As scientists move closer to realizing the dream of humans having children without sex or IVF, there is much ethical and practical debate about it.
The newspaper explained,USS TodayControversy revolves around the fact that a woman’s egg or a man’s sperm are not needed to conceive a child, which helps solve many infertility problems due to various causes.
At recent meetings at the US National Academy of Sciences, researchers discussed the IVG approach, which promises infertile couples to have children without adoption.
Amrita Pandey, a sociologist at the University of Cape Town in South Africa, said: Creating a perfect child and a generation free of disabilities and diseases is no longer science fiction.
“Revolutionary Event”
According to a study published last March, using the cells of male mice to produce eggs for the first time, several scientists have achieved the birth of seven young mice from male parents, which one researcher described as “revolutionary”. For Agence France-Presse.
The method used in the experiment is still far from being used in humans due to, among other things, a very low success rate and many ethical issues it raises.
However, this scientific advance raises hopes in terms of its potential reproductive effects, as it could allow a woman to have a biological child without the help of an egg.
The study, published in the journal Nature, is the result of research conducted by a Japanese team led by evolutionary biologist Katsuhiko Hayashi of Kyushu University.
“My main passion is to help people struggling with infertility,” Hayashi said in an interview last month. “What I do now is very basic biology.”
The team tested it on a male mouse after skin cells were taken from its ears and used in its ears before the researchers turned them into pluripotent stem cells. Any type of cell.

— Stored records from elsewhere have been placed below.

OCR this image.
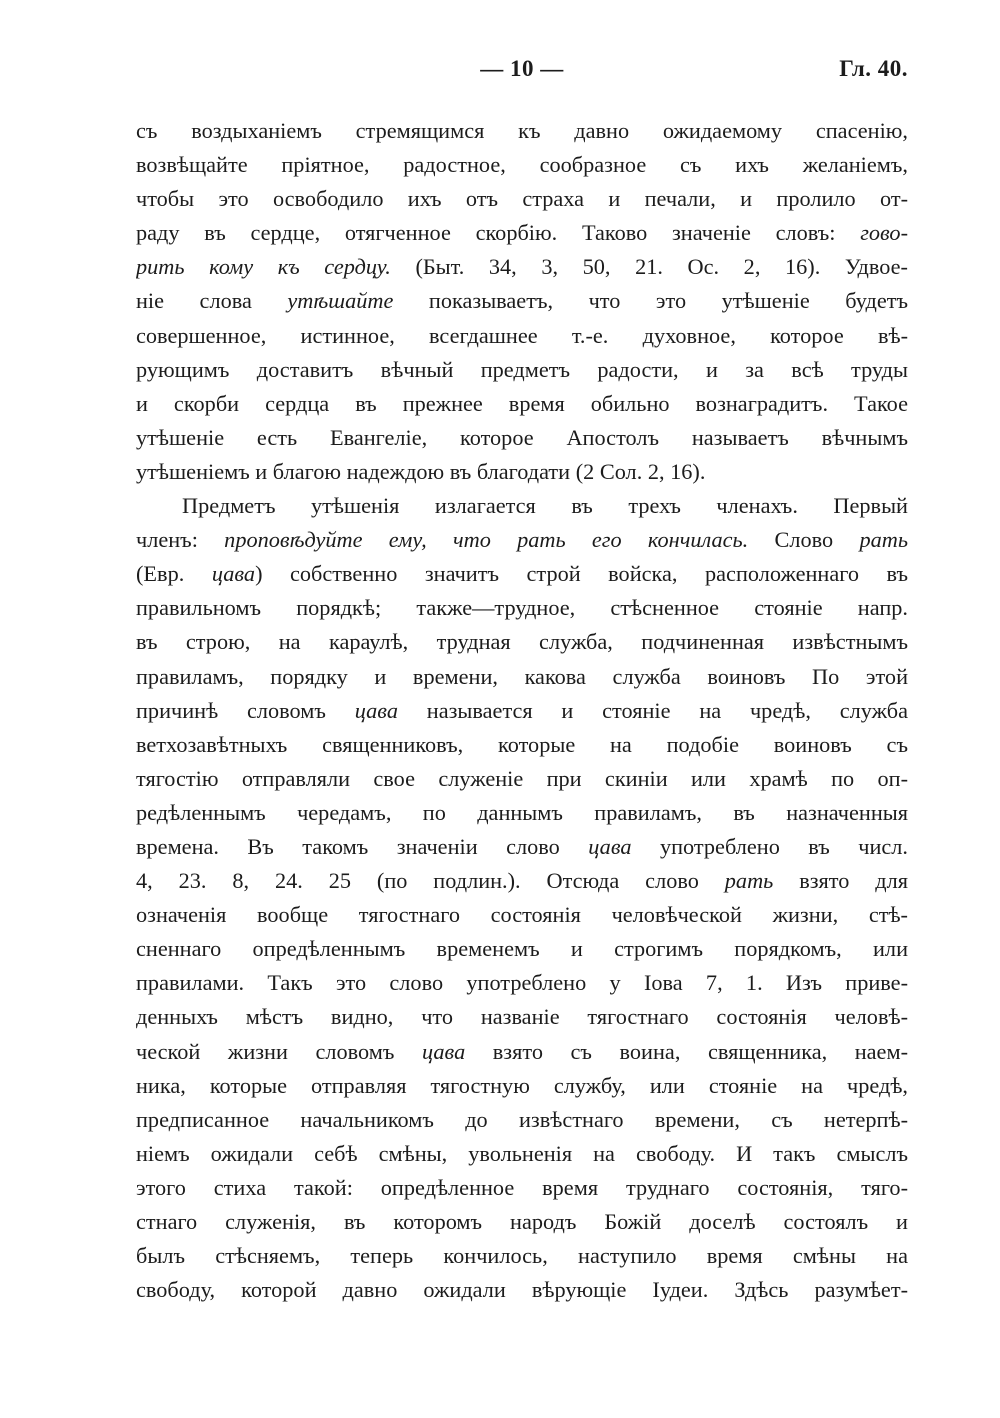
— 10 —	Гл. 40.
съ воздыханіемъ стремящимся къ давно ожидаемому спасенію,
возвѣщайте пріятное, радостное, сообразное съ ихъ желаніемъ,
чтобы это освободило ихъ отъ страха и печали, и пролило от-
раду въ сердце, отягченное скорбію. Таково значеніе словъ: гово-
рить кому къ сердцу. (Быт. 34, 3, 50, 21. Ос. 2, 16). Удвое-
ніе слова утѣшайте показываетъ, что это утѣшеніе будетъ
совершенное, истинное, всегдашнее т.-е. духовное, которое вѣ-
рующимъ доставитъ вѣчный предметъ радости, и за всѣ труды
и скорби сердца въ прежнее время обильно вознаградитъ. Такое
утѣшеніе есть Евангеліе, которое Апостолъ называетъ вѣчнымъ
утѣшеніемъ и благою надеждою въ благодати (2 Сол. 2, 16).
Предметъ утѣшенія излагается въ трехъ членахъ. Первый
членъ: проповѣдуйте ему, что рать его кончилась. Слово рать
(Евр. цава) собственно значитъ строй войска, расположеннаго въ
правильномъ порядкѣ; также—трудное, стѣсненное стояніе напр.
въ строю, на караулѣ, трудная служба, подчиненная извѣстнымъ
правиламъ, порядку и времени, какова служба воиновъ По этой
причинѣ словомъ цава называется и стояніе на чредѣ, служба
ветхозавѣтныхъ священниковъ, которые на подобіе воиновъ съ
тягостію отправляли свое служеніе при скиніи или храмѣ по оп-
редѣленнымъ чередамъ, по даннымъ правиламъ, въ назначенныя
времена. Въ такомъ значеніи слово цава употреблено въ числ.
4, 23. 8, 24. 25 (по подлин.). Отсюда слово рать взято для
означенія вообще тягостнаго состоянія человѣческой жизни, стѣ-
сненнаго опредѣленнымъ временемъ и строгимъ порядкомъ, или
правилами. Такъ это слово употреблено у Іова 7, 1. Изъ приве-
денныхъ мѣстъ видно, что названіе тягостнаго состоянія человѣ-
ческой жизни словомъ цава взято съ воина, священника, наем-
ника, которые отправляя тягостную службу, или стояніе на чредѣ,
предписанное начальникомъ до извѣстнаго времени, съ нетерпѣ-
ніемъ ожидали себѣ смѣны, увольненія на свободу. И такъ смыслъ
этого стиха такой: опредѣленное время труднаго состоянія, тяго-
стнаго служенія, въ которомъ народъ Божій доселѣ состоялъ и
былъ стѣсняемъ, теперь кончилось, наступило время смѣны на
свободу, которой давно ожидали вѣрующіе Іудеи. Здѣсь разумѣет-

Like humans, male mouse cells contain XY pairs of chromosomes (chromosomes) and female cells contain XX pairs.
During this process, the researchers obtained about 6 percent of cells that had lost the Y chromosome, which gives them male characteristics, and then cloned the remaining X chromosome, creating a female “XX” pair.
The transformed cells were used to create eggs, which were fertilized by sperm from a male mouse and then implanted into the ovaries of surrogate mice.
In London, Hayashi cautioned against human genetic modification, saying there are still many obstacles to human experimentation.
Nitzen Konen, director of the Gender Determination Laboratory at Israel’s Bar-Ilan University, described the study as “revolutionary”.
Jonathan Beirell and Diana Laird, two experts in reproduction and stem cells at the University of California, San Francisco, explained in the Nature magazine that there is no guarantee that a trial using human stem cells will be successful.
Open questions
In contrast, these promising trials raise questions about whether IVG can be considered safe in humans, and how many embryos should be sacrificed.
Here, Jonathan Beirell and Diana Laird, two experts on reproduction and stem cells at the University of California, San Francisco, point out that there is no guarantee that an experiment using human stem cells will be successful.
But they described the Japanese team’s findings as “a milestone in reproductive biology” that could be used to save endangered species with only one male capable of reproducing.
According to Ben Hurlbut, a biologist and historian of science at Arizona State University, before attending the National Academy of Sciences meetings, the experiments “misrepresent the sanctity of reproduction as an essential aspect of human life.”
“This makes it an industry project that will respond to customer demand in the future,” he added.
And he emphasized: “The child that is created is not for its own sake, but for the sake of others. . . that child is an expression of the desires of others.”
Many conference participants raised the issue of concern that 90-year-olds are having children or have had children.
Nevertheless, researchers and ethicists agree that it is okay to “hack on the genes” to cure a sick child.
Many conference attendees expressed concern that other countries may continue to pursue this research regardless of any ethical or scientific concerns.
Katie Husson, associate director for science at the Center for Genetics and Society, a group that advocates for the responsible use of genetic technology, explained that there is “self-interest and motivation in scientific research.”
He added: “It also prompts arguments that if we don’t, the government will overtake us, so this should be a banner of priority for us.”
And he continued, “The commercial profitability and marketing of these technologies may be a great incentive to move forward with them.”